No sabía que hacer, por un lado sentía que era mi culpa el estado de salud de Nadia y por otro comenzaba a odiarla con una mezcla de amor y necesidad. Tan grande era mi dolor que justo cuando comenzó la canción “soledad” en voz de Gardel, no pude evitar apretar los puños y dejar caer algunas lágrimas sobre el cenicero.

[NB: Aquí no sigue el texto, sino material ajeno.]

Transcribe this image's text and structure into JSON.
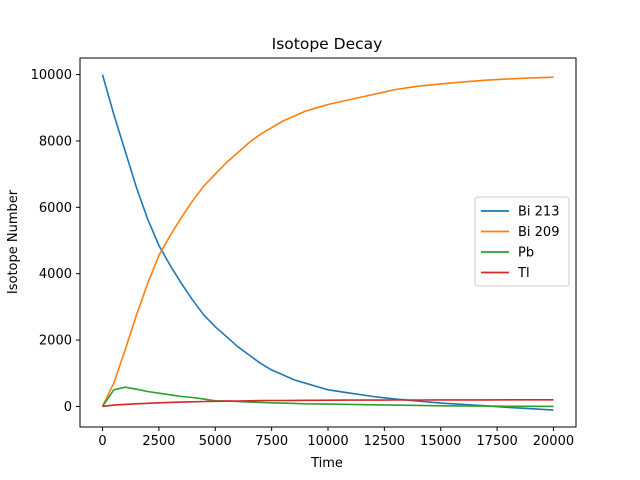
{
  "chart_data": {
    "type": "line",
    "title": "Isotope Decay",
    "xlabel": "Time",
    "ylabel": "Isotope Number",
    "xlim": [
      -1000,
      21000
    ],
    "ylim": [
      -620,
      10500
    ],
    "xticks": [
      0,
      2500,
      5000,
      7500,
      10000,
      12500,
      15000,
      17500,
      20000
    ],
    "xtick_labels": [
      "0",
      "2500",
      "5000",
      "7500",
      "10000",
      "12500",
      "15000",
      "17500",
      "20000"
    ],
    "yticks": [
      0,
      2000,
      4000,
      6000,
      8000,
      10000
    ],
    "ytick_labels": [
      "0",
      "2000",
      "4000",
      "6000",
      "8000",
      "10000"
    ],
    "grid": false,
    "legend_position": "center-right",
    "x": [
      0,
      500,
      1000,
      1500,
      2000,
      2500,
      3000,
      3500,
      4000,
      4500,
      5000,
      5500,
      6000,
      6500,
      7000,
      7500,
      8000,
      8500,
      9000,
      9500,
      10000,
      11000,
      12000,
      13000,
      14000,
      15000,
      16000,
      17000,
      18000,
      19000,
      20000
    ],
    "series": [
      {
        "name": "Bi 213",
        "color": "#1f77b4",
        "values": [
          10000,
          8800,
          7700,
          6600,
          5650,
          4850,
          4250,
          3700,
          3200,
          2750,
          2400,
          2100,
          1800,
          1550,
          1300,
          1100,
          950,
          800,
          700,
          600,
          500,
          400,
          300,
          220,
          160,
          100,
          60,
          20,
          -30,
          -70,
          -110
        ]
      },
      {
        "name": "Bi 209",
        "color": "#ff7f0e",
        "values": [
          0,
          700,
          1700,
          2750,
          3700,
          4550,
          5150,
          5700,
          6200,
          6650,
          7000,
          7350,
          7650,
          7950,
          8200,
          8400,
          8600,
          8750,
          8900,
          9000,
          9100,
          9250,
          9400,
          9550,
          9650,
          9720,
          9780,
          9830,
          9870,
          9900,
          9920
        ]
      },
      {
        "name": "Pb",
        "color": "#2ca02c",
        "values": [
          0,
          500,
          580,
          520,
          450,
          400,
          350,
          300,
          270,
          220,
          170,
          160,
          150,
          130,
          120,
          110,
          100,
          90,
          80,
          75,
          70,
          60,
          50,
          40,
          30,
          20,
          15,
          10,
          5,
          3,
          0
        ]
      },
      {
        "name": "Tl",
        "color": "#d62728",
        "values": [
          0,
          40,
          60,
          80,
          95,
          110,
          120,
          130,
          140,
          148,
          155,
          160,
          165,
          170,
          175,
          178,
          180,
          182,
          184,
          185,
          187,
          190,
          192,
          194,
          195,
          196,
          197,
          198,
          199,
          200,
          200
        ]
      }
    ]
  }
}
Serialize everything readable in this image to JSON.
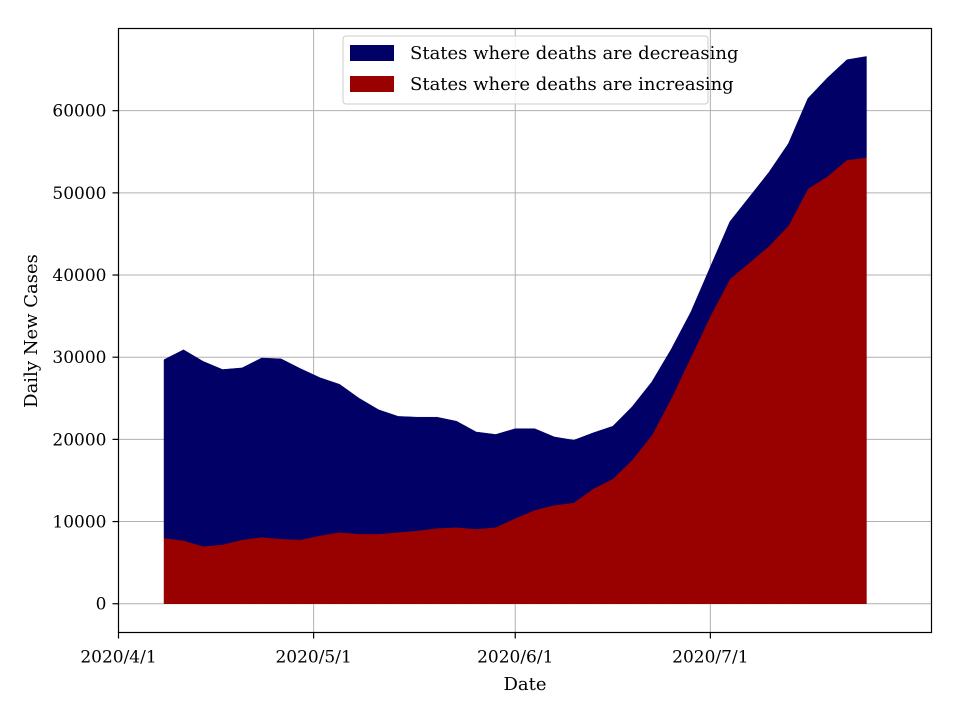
{
  "chart_data": {
    "type": "area",
    "stacked": true,
    "title": "",
    "xlabel": "Date",
    "ylabel": "Daily New Cases",
    "xlim": [
      "2020-04-01",
      "2020-08-04"
    ],
    "ylim": [
      -3500,
      70000
    ],
    "x_ticks": [
      {
        "date": "2020-04-01",
        "label": "2020/4/1"
      },
      {
        "date": "2020-05-01",
        "label": "2020/5/1"
      },
      {
        "date": "2020-06-01",
        "label": "2020/6/1"
      },
      {
        "date": "2020-07-01",
        "label": "2020/7/1"
      }
    ],
    "y_ticks": [
      0,
      10000,
      20000,
      30000,
      40000,
      50000,
      60000
    ],
    "grid": true,
    "legend_position": "top-center",
    "x": [
      "2020-04-08",
      "2020-04-11",
      "2020-04-14",
      "2020-04-17",
      "2020-04-20",
      "2020-04-23",
      "2020-04-26",
      "2020-04-29",
      "2020-05-02",
      "2020-05-05",
      "2020-05-08",
      "2020-05-11",
      "2020-05-14",
      "2020-05-17",
      "2020-05-20",
      "2020-05-23",
      "2020-05-26",
      "2020-05-29",
      "2020-06-01",
      "2020-06-04",
      "2020-06-07",
      "2020-06-10",
      "2020-06-13",
      "2020-06-16",
      "2020-06-19",
      "2020-06-22",
      "2020-06-25",
      "2020-06-28",
      "2020-07-01",
      "2020-07-04",
      "2020-07-07",
      "2020-07-10",
      "2020-07-13",
      "2020-07-16",
      "2020-07-19",
      "2020-07-22",
      "2020-07-25"
    ],
    "series": [
      {
        "name": "States where deaths are increasing",
        "color": "#990000",
        "values": [
          8000,
          7700,
          7000,
          7200,
          7800,
          8100,
          7900,
          7800,
          8300,
          8700,
          8500,
          8500,
          8700,
          8900,
          9200,
          9300,
          9100,
          9300,
          10400,
          11400,
          12000,
          12300,
          14000,
          15200,
          17500,
          20500,
          25000,
          30000,
          35000,
          39500,
          41500,
          43500,
          46000,
          50500,
          52000,
          54000,
          54300
        ]
      },
      {
        "name": "States where deaths are decreasing",
        "color": "#000066",
        "values": [
          21700,
          23200,
          22500,
          21300,
          20900,
          21800,
          21900,
          20800,
          19200,
          18000,
          16500,
          15100,
          14100,
          13800,
          13500,
          12900,
          11800,
          11300,
          10900,
          9900,
          8300,
          7600,
          6800,
          6400,
          6500,
          6500,
          6000,
          5500,
          6000,
          7000,
          8000,
          9000,
          10000,
          11000,
          12000,
          12200,
          12300
        ]
      }
    ]
  }
}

Lo hermoso del tango es la tragedia que emana de sus historias –me dijo uno de los músicos acercándose a mi-
¿Perdón? –respondí sorprendido y secándome las lágrimas-
Hola, soy Otto.
Mucho gusto Otto, yo soy (…), tocas muy bien el piano y cantas excelente.
Gracias (rie). Disculpa, pero no he podido dejar de notar el sombrero y las rosas. ¿Esperas a alguien?
No, no. Estas rosas eran para una mujer que ya no las quiso.
Mmm, bueno –dijo mientras tomaba asiento- a la mayoría de las mujeres lo que les llama la atención no son las flores en sí, sino las espinas. Regalar rosas con las espinas cortadas a una mujer puede ser contraproducente, al igual que en el amor, uno no debe sobre protegerlas, hay que darles la oportunidad de que se lastimen por su propia cuenta y esperar a que acudan con nosotros a aliviar su dolor.
Otto era un tipo con una gran personalidad, argentino, de facciones afiladas, cabello largo, tez blanca, de ojos azules y una plática muy interesante. Me contó que había llegado a México hacía siete años siguiendo a Renata, la mujer de su vida y con la que había durado unos meses saliendo. Cuando por fin la volvió a contactar, ella le confesó que acababa de casarse con un famoso político y aunque el le suplicó que volviera su respuesta fue no.
Al cabo de un tiempo, Renata se estrenó como viuda y buscó al músico; la pasión les duró algunas semanas hasta que ella se aburrió y decidió dejarlo, no sin antes confesarle que había estado con otro al mismo tiempo que con él. Otto dice que la amó tanto hasta el punto de comenzar a odiarla y como ella se fue a Argentina con su nuevo amor, él no quiso volver a su país para no encontrársela nunca más. Para sobrevivir, se dedicó a tocar en algunos lugares hasta que Ernesto –el dueño del bar- lo contrató junto a otros cinco músicos para interpretar tangos casi todas las noches en el negocio.
Otto y yo teníamos entonces algunas cosas en común, ambos habíamos sido engañados por las mujeres de nuestras vidas, ambos las amábamos casi al punto del odio, disfrutábamos del tango, habíamos llegado al bar en condiciones similares y por cierto, ambos disfrutábamos de la tragedia.
La noche se hizo amena con la presencia de Otto, me presentó a los otros músicos y les contó que era escritor (menos mal no dijo que también asesor político) y al parecer un amante de los tangos. Estuvimos hasta entrada la mañana fumando, bebiendo whisky y platicando barbaridades; incluso cumplieron mi sueño, me acompañaron con sus instrumentos para que en el escenario (ya sin clientes claro) interpretara volver y a media luz, con mi traje, mi sombrero y mis rosas marchitas, queriendo sentirme Gardel.
No recuerdo cuánto hacía que no me divertía y reía tanto como aquella noche en Buenos Aires. Ahí estaba yo con un grupo de artistas y un nuevo amigo, gozando de la tragedia, del dolor y de la ausencia de Nadia en la víspera de noche buena.